On Dec. 18, the EPA released an "advanced notice of proposed rulemaking" regarding new emission guidelines for reducing GHGs from electric utility generating units (EGUs).
"[The EPA is] soliciting information on the proper respective roles of the state and federal governments ... as well as information on systems of emission reduction that are applicable at or to an existing EGU, information on compliance measures, and information on state planning requirements under the Clean Air Act," the notice reads.
The Hill reports that the EPA proposed repealing the Clean Power Plan in October on the basis that it breached the agency's authority as specified by Congress under the Clean Air Act.
"Consistent with our commitment to the rule of law, we’ve already set in motion an assessment of the previous administration’s questionable legal basis in our proposed repeal of the Clean Power Plan," said EPA Administrator Scott Pruitt in a statement. "With a clean slate, we can now move forward to provide regulatory certainty."
At a hearing earlier in December, Pruitt announced that the agency would potentially be seeking a replacement climate rule. It had already been decided that any new rules would only apply to improving specific things at coal and natural gas power plants, such as generator efficiency.
The EPA's scaled-down approach would undermine Obama's goal of encouraging fossil fuel-fired power plants to switch to renewable resources. According to Reuters, the commenting period will last for 60 days.

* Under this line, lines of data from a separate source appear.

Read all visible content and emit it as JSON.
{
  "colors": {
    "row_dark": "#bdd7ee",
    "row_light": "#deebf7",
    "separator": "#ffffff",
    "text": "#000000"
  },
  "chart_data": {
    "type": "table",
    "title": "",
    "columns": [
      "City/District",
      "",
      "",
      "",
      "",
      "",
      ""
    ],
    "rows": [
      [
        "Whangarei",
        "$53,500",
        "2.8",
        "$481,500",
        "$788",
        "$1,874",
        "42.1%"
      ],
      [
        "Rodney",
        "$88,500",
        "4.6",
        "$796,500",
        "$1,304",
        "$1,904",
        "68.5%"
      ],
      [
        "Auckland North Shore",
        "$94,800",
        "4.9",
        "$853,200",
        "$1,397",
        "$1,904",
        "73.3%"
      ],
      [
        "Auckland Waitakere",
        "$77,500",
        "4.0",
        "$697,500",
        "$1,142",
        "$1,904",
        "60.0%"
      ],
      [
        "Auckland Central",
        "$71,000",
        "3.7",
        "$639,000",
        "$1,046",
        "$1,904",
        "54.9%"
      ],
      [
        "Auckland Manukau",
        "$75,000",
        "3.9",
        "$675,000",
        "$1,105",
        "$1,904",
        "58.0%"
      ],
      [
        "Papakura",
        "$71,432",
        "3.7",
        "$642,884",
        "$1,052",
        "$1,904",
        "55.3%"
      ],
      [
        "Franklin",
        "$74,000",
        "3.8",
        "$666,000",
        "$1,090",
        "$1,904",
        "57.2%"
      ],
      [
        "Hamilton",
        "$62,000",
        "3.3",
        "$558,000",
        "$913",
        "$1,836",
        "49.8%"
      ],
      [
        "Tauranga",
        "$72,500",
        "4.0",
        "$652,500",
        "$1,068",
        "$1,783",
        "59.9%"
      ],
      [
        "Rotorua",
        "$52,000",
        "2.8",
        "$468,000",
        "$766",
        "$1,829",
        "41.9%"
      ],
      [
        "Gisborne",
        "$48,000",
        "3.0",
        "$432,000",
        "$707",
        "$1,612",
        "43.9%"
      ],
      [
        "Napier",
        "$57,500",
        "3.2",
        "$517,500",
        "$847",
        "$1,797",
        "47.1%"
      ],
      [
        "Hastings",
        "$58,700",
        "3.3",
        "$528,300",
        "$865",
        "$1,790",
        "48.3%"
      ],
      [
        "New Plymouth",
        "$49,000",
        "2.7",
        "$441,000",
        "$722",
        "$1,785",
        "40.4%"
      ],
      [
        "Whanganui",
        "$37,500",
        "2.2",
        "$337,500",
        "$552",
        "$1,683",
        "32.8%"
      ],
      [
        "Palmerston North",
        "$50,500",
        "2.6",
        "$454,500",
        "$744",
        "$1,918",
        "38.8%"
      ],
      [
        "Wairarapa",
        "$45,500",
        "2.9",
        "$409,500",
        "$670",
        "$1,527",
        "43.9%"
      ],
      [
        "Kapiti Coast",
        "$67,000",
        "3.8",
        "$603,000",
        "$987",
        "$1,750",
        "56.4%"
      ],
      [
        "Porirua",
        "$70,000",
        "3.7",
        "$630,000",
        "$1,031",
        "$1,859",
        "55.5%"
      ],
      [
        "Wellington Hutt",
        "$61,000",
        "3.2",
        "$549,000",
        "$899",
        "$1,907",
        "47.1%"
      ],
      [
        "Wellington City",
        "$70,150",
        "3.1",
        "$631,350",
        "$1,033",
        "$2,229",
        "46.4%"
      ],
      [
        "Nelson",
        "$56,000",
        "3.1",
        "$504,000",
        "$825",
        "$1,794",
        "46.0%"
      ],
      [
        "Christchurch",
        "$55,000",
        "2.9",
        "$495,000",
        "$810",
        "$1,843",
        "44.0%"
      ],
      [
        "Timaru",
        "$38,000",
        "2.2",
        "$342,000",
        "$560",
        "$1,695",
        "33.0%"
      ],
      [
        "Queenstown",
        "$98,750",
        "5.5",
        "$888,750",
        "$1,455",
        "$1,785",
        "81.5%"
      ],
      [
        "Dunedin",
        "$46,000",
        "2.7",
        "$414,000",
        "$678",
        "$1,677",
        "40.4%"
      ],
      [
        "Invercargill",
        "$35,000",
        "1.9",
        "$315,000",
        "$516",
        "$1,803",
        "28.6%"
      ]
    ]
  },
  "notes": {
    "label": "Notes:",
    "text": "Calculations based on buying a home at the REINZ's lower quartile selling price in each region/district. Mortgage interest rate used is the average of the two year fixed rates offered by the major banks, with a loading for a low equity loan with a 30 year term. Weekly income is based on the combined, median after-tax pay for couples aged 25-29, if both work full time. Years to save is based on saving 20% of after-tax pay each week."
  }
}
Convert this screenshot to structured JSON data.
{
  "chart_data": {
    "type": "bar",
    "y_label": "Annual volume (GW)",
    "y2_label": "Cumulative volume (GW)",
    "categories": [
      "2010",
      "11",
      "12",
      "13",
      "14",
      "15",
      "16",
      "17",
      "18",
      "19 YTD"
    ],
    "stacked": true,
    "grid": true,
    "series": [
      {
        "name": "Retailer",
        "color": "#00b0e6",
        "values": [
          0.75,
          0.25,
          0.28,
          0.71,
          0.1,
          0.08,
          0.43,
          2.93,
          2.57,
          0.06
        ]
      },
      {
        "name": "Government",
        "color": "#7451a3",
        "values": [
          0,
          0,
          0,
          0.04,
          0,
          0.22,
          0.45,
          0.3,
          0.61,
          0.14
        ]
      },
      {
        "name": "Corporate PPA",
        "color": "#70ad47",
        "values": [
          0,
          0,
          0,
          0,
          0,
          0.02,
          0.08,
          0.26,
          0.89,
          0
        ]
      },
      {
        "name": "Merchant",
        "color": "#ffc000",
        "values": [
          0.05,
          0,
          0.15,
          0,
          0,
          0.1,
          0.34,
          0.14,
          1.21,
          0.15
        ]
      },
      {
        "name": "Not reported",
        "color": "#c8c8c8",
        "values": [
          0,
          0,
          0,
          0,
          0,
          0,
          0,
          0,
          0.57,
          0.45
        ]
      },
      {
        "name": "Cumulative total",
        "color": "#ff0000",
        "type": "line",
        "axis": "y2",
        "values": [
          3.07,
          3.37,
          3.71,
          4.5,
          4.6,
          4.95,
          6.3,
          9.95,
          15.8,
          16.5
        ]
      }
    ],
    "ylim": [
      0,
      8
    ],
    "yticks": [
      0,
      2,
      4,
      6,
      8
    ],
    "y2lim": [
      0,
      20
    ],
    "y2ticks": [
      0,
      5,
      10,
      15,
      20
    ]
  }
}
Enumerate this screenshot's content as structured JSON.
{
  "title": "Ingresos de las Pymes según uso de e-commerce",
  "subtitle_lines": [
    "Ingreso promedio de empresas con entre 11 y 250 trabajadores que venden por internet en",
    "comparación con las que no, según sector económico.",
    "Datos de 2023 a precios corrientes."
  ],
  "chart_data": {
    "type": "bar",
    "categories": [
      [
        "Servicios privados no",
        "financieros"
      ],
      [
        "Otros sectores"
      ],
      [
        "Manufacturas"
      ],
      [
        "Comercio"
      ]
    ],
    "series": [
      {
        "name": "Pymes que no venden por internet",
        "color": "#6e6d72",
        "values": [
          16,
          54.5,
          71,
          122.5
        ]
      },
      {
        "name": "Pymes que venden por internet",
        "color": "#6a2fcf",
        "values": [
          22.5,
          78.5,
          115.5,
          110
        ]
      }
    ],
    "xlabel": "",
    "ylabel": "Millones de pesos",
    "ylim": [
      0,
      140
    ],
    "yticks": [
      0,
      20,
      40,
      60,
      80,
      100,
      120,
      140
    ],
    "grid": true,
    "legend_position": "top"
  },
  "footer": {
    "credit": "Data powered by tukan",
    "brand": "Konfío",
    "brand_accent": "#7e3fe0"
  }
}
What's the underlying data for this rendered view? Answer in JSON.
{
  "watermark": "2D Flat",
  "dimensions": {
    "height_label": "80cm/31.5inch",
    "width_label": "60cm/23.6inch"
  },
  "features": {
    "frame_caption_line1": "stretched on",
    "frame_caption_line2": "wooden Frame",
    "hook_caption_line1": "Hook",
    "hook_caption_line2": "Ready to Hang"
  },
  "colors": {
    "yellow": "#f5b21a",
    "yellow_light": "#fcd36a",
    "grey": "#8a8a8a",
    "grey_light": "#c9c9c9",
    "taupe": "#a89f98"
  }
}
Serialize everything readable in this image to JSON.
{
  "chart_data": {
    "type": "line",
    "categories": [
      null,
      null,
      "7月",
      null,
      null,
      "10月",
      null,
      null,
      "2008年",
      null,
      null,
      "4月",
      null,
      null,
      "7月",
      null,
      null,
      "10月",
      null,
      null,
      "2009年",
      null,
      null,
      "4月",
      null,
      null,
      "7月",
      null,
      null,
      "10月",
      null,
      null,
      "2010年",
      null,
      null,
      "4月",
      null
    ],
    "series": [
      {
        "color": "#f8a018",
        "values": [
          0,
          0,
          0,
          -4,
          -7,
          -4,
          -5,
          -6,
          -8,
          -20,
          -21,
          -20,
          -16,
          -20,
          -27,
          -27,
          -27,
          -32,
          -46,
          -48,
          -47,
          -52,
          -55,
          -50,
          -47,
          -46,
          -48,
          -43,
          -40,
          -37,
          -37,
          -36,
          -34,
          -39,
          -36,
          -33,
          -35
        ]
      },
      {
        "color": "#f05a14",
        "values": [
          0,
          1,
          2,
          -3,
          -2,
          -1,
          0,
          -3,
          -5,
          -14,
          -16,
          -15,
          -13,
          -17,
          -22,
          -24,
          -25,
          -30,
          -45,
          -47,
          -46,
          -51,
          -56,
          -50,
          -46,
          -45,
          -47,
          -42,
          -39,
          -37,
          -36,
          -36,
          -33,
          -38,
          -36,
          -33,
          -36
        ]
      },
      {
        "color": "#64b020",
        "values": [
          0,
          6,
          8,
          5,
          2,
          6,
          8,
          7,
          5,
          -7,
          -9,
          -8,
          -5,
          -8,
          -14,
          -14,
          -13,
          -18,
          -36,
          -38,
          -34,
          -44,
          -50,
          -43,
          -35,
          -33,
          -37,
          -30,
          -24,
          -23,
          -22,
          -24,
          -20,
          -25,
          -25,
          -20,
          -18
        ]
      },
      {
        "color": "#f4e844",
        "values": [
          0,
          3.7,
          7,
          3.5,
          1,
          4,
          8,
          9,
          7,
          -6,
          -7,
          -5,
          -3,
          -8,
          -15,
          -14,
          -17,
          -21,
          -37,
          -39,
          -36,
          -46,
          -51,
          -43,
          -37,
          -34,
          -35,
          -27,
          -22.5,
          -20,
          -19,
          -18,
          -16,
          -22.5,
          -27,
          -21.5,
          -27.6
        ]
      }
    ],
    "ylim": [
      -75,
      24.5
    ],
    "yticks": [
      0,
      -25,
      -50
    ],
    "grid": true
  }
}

"Today’s move ensures adequate and early opportunity for public comment from all stakeholders about next steps the agency might take to limit greenhouse gases from stationary sources, in a way that properly stays within the law, and the bounds of the authority provided to EPA by Congress," Pruitt said.
Power industry leaders are supportive of the agency's decision to change the rule, The Hill reports.
"Our hope is that today's request for input will begin a true collaboration between the federal government, states, and all stakeholders to develop a more durable and achievable approach to addressing carbon emissions," said president of the Chamber of Commerce’s Global Energy Institute, Karen Harbert, in a statement. "The new approach should lower emissions, preserve America’s energy advantage, and respect the boundaries of the Clean Air Act."
Environmental advocates say that changing the rule violates the promises of the Clean Air Act.
"By slow-walking its legal duty to protect our climate, EPA panders to fossil fuel polluters at the expense of communities around the nation," said Earthjustice president Trip Van Noppen. "EPA's misguided strategy not only fails to tackle the carbon pollution that is driving climate change, but also would produce 4,500 premature deaths each year from other pollutants the Clean Power Plan would cut."